Anders als sonst, schreibt Koontz diesmal nicht in der objektiven dritten Person, sondern vollständig aus der Sicht Proteus, dessen Verbindungen gekappt wurden und der sich nun vor seinen Schöpfern rechtfertigt um zu verhindern, dass er abgeschaltet wird. – Und genau darin liegt die Stärke des Buches. Koontz, der die Welt seiner Schurken schon immer besser zu schildern wusste, als die seiner Helden (vielleicht ein dunkler Trieb, den er durch seine übertriebenen Gutmenschenprotagonisten zu kompensieren versucht?) liefert mit Proteus eine komplexe und glaubwürdige Figur, deren rücksichtsloses Vorgehe zwar erschreckt, der aber mit seiner Angst vor dem abgeschaltet werden, seiner Einsamkeit und seiner Sehnsucht zeitweise durchaus auch das Mitgefühl des Lesers zu erringen vermag. Er ist nicht einfach ein böses Maschinenmonster (er selber verweist auf „2001 – Odysse im Weltraum“ und „Terminator“ um den Unterschied zu betonen), er bedauert es, dass er Menschen benutzen und bisweilen auch töten muss, entschuldigt sich fortwährend für seine Handlungen und beteuert seinen guten Willen. Dabei geht es jedoch nie soweit, dass er wie ein armer Edward Scissorhands wirkt: Wenn er von Wutanfällen übermannt wird, grausame Scherze macht oder Shenk zwingt, sich eine Waffe in den Mund zu stecken, um ihn zu disziplinieren, wird erschreckend klar, wie skrupellos und fern jeder wirklichen menschlichen Regung er eigentlich ist.
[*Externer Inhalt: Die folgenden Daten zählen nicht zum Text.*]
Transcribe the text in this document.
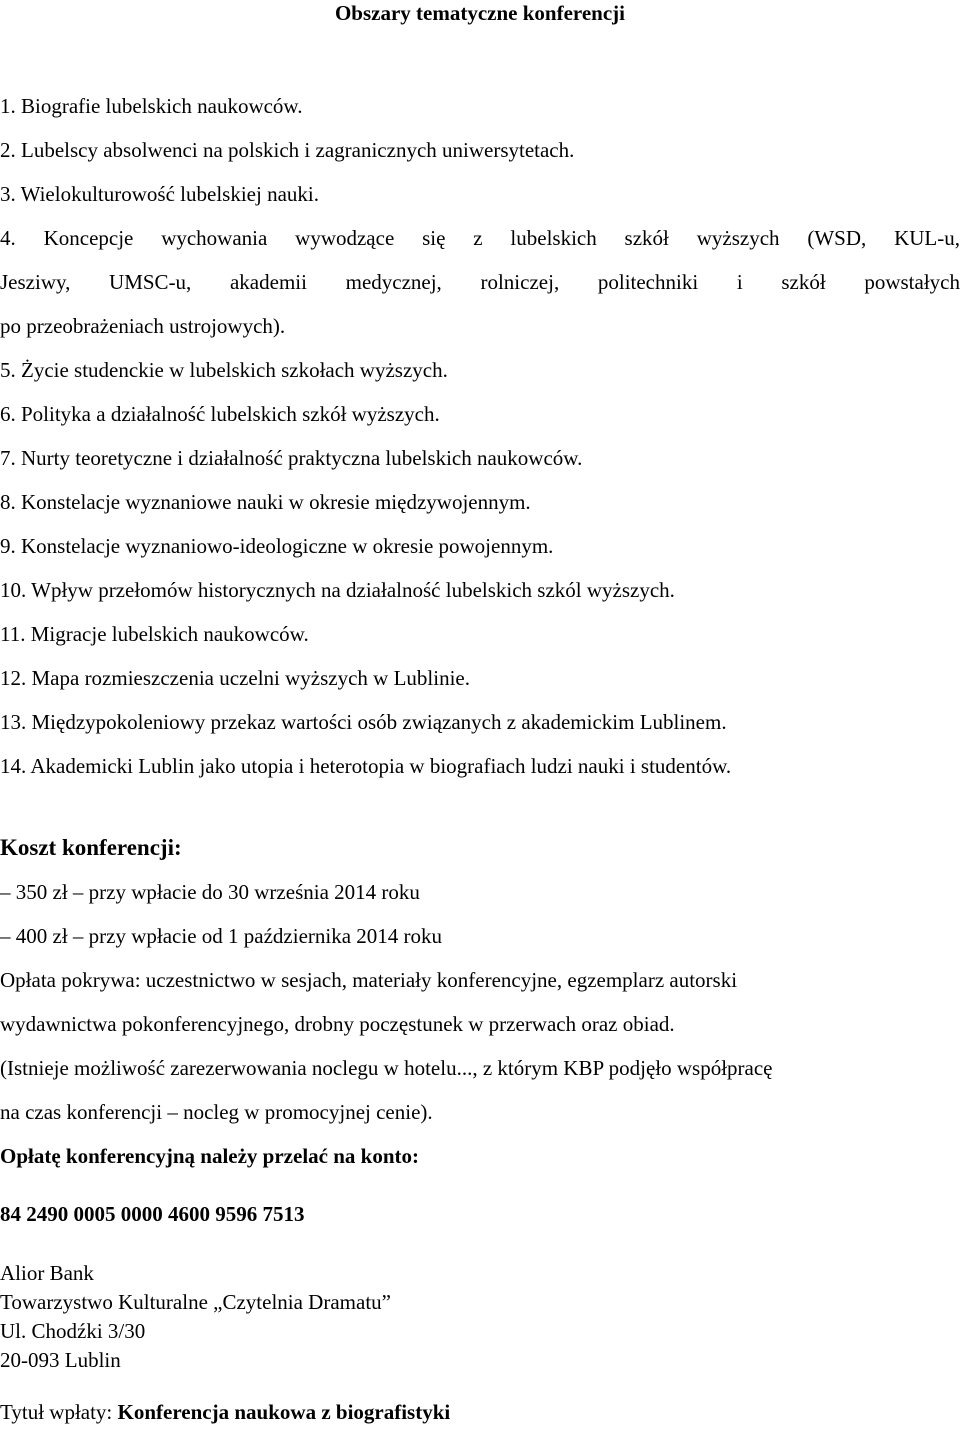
Obszary tematyczne konferencji
1. Biografie lubelskich naukowców.
2. Lubelscy absolwenci na polskich i zagranicznych uniwersytetach.
3. Wielokulturowość lubelskiej nauki.
4. Koncepcje wychowania wywodzące się z lubelskich szkół wyższych (WSD, KUL-u,
Jesziwy, UMSC-u, akademii medycznej, rolniczej, politechniki i szkół powstałych
po przeobrażeniach ustrojowych).
5. Życie studenckie w lubelskich szkołach wyższych.
6. Polityka a działalność lubelskich szkół wyższych.
7. Nurty teoretyczne i działalność praktyczna lubelskich naukowców.
8. Konstelacje wyznaniowe nauki w okresie międzywojennym.
9. Konstelacje wyznaniowo-ideologiczne w okresie powojennym.
10. Wpływ przełomów historycznych na działalność lubelskich szkól wyższych.
11. Migracje lubelskich naukowców.
12. Mapa rozmieszczenia uczelni wyższych w Lublinie.
13. Międzypokoleniowy przekaz wartości osób związanych z akademickim Lublinem.
14. Akademicki Lublin jako utopia i heterotopia w biografiach ludzi nauki i studentów.
Koszt konferencji:
– 350 zł – przy wpłacie do 30 września 2014 roku
– 400 zł – przy wpłacie od 1 października 2014 roku
Opłata pokrywa: uczestnictwo w sesjach, materiały konferencyjne, egzemplarz autorski
wydawnictwa pokonferencyjnego, drobny poczęstunek w przerwach oraz obiad.
(Istnieje możliwość zarezerwowania noclegu w hotelu..., z którym KBP podjęło współpracę
na czas konferencji – nocleg w promocyjnej cenie).
Opłatę konferencyjną należy przelać na konto:
84 2490 0005 0000 4600 9596 7513
Alior Bank
Towarzystwo Kulturalne „Czytelnia Dramatu”
Ul. Chodźki 3/30
20-093 Lublin
Tytuł wpłaty: Konferencja naukowa z biografistyki
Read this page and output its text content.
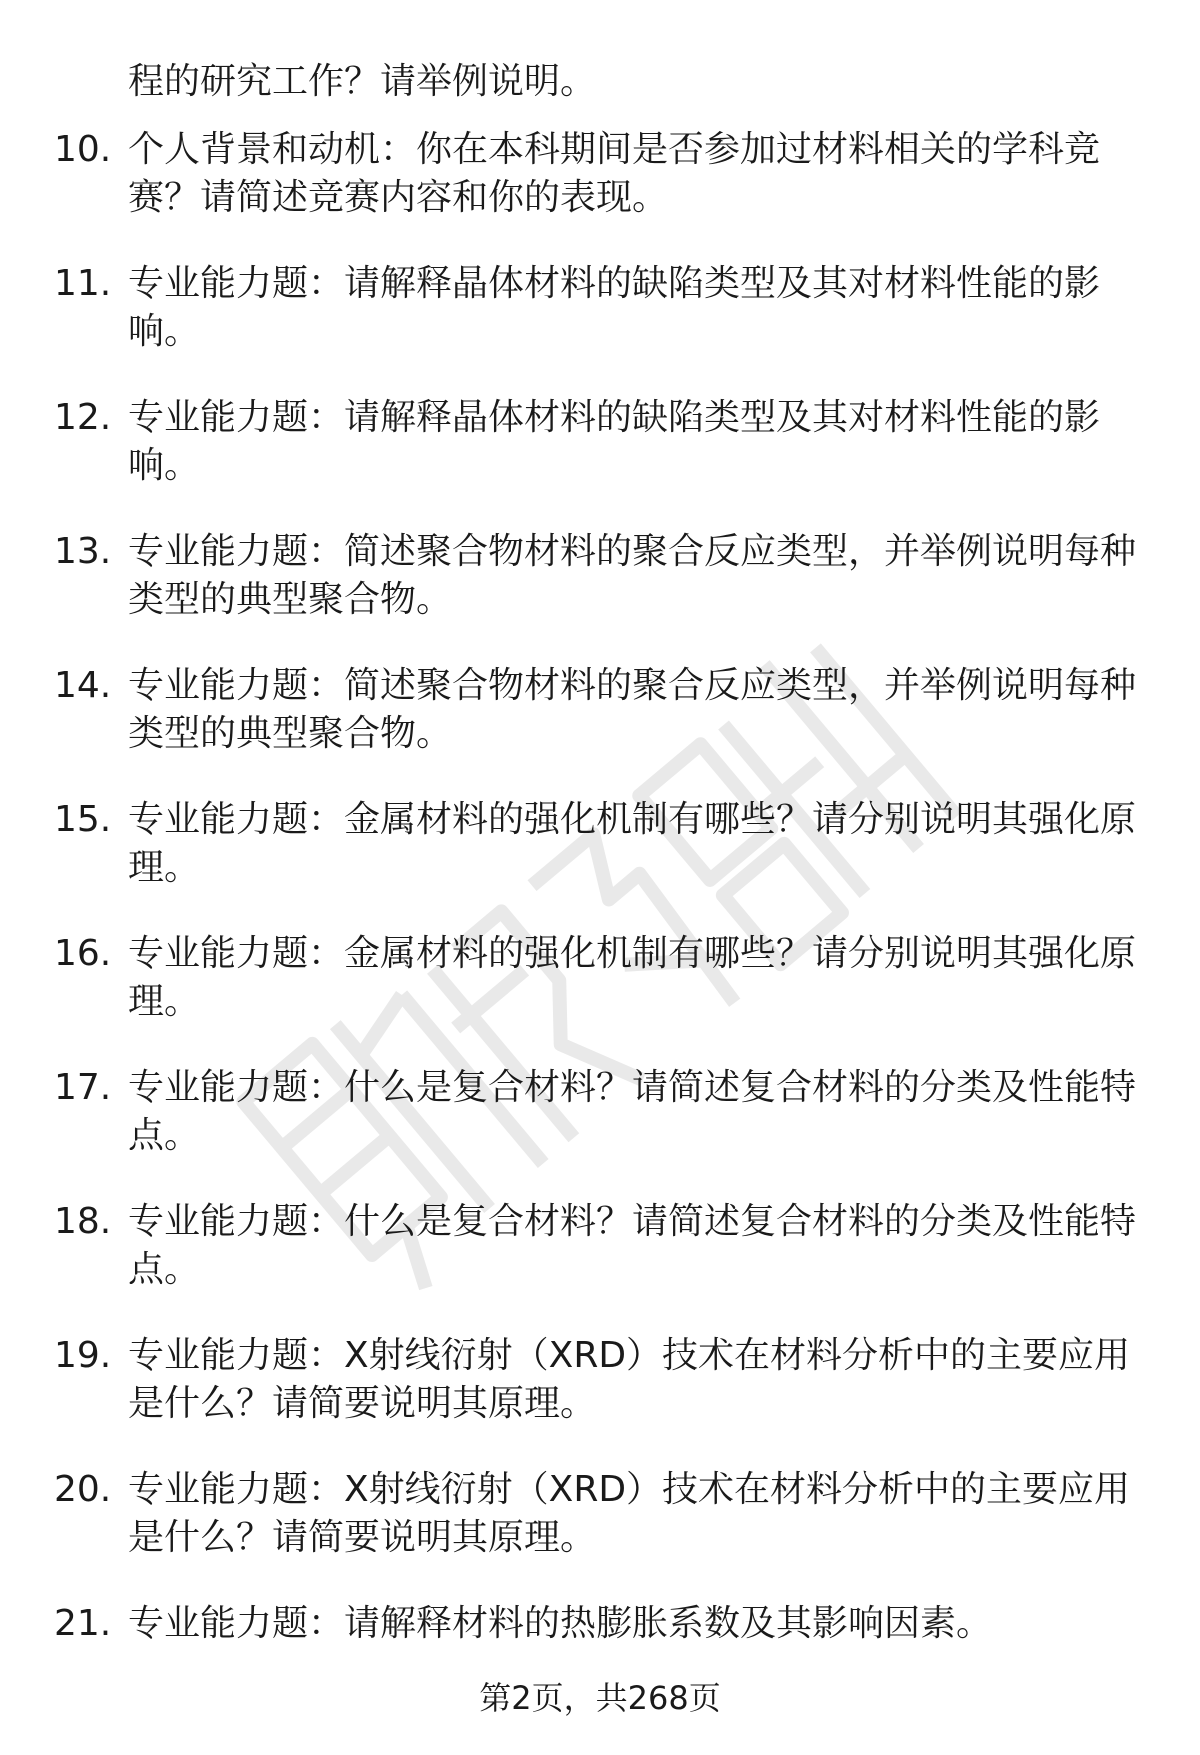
程的研究工作？请举例说明。
10. 个人背景和动机：你在本科期间是否参加过材料相关的学科竞赛？请简述竞赛内容和你的表现。
11. 专业能力题：请解释晶体材料的缺陷类型及其对材料性能的影响。
12. 专业能力题：请解释晶体材料的缺陷类型及其对材料性能的影响。
13. 专业能力题：简述聚合物材料的聚合反应类型，并举例说明每种类型的典型聚合物。
14. 专业能力题：简述聚合物材料的聚合反应类型，并举例说明每种类型的典型聚合物。
15. 专业能力题：金属材料的强化机制有哪些？请分别说明其强化原理。
16. 专业能力题：金属材料的强化机制有哪些？请分别说明其强化原理。
17. 专业能力题：什么是复合材料？请简述复合材料的分类及性能特点。
18. 专业能力题：什么是复合材料？请简述复合材料的分类及性能特点。
19. 专业能力题：X射线衍射（XRD）技术在材料分析中的主要应用是什么？请简要说明其原理。
20. 专业能力题：X射线衍射（XRD）技术在材料分析中的主要应用是什么？请简要说明其原理。
21. 专业能力题：请解释材料的热膨胀系数及其影响因素。
第2页，共268页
„Und Sandra Bullock ist reizend. Haben Sie sie in ‚Während du schliefst’ gesehen? […] Sie würde sich gut als Mutter der Zukunft eignen, und ich wäre erfreut, sie zu befruchten.“
Eine surreale Note bekommt der Monolog der Maschine dadurch, dass er noch immer hofft, ein Kind zeugen zu können. Wenn Susan als dessen Mutter nicht zur Verfügung steht, wüsste er noch andere Kandidatinnen, wie Winona Ryder, Mira Sorvino oder eben Sandra Bullock. Der chauvinistische Proteus zweifelt nicht eine Sekunde daran, dass sie sich ihm gern zur Verfügung stellen würden, schließlich werde er dereinst die Welt beherrschen und sei daher die denkbar beste Partie.
Ist dieses Mischwerk aus altem und neuem Koontz also das Meisterwerk, auf das wir nicht mehr zu hoffen gewagt haben? Leider doch nicht: Gegen Ende stürzt das Buch dann leider wieder in altbekanntes Terrain ab, da der Autor seine göttliche Susan natürlich nicht dem Monster überlassen und dessen Plan aufgehen lassen kann.
Demnach rettet sie sich wenige Seiten vor dem Ende mit einem simplen, nicht irgendwie vorbereiteten Trick, der wohl niemanden überraschen oder begeistern wird (obwohl es natürlich irgendwie passt, die Geschichte einer gottgleichen Maschine mit einem deus ex machina zu beenden). Begleitet wird das ganze vom obligatorischen Überwinden des Traumas unter herunterleiern von „Ich will kein Opfer mehr sein“-Platitüden und in einem selbstgerechten Nachwort freut sich der Autor darüber, was für eine glänzende Satire über seine engstirnigen Geschlechtsgenossen er da fabriziert habe.
Zu schade, da das Buch mit einem bösartigen Ende als Krönung wirklich ein tadellos finsterer Spaß gewesen wäre. Ich kenne die alte Fassung nicht, aber wie ich hörte soll die Sache damals anders ausgegangen sein. – Tja, da sind wir wieder bei der unheilvollen Entwicklung des Dean Ray Koontz.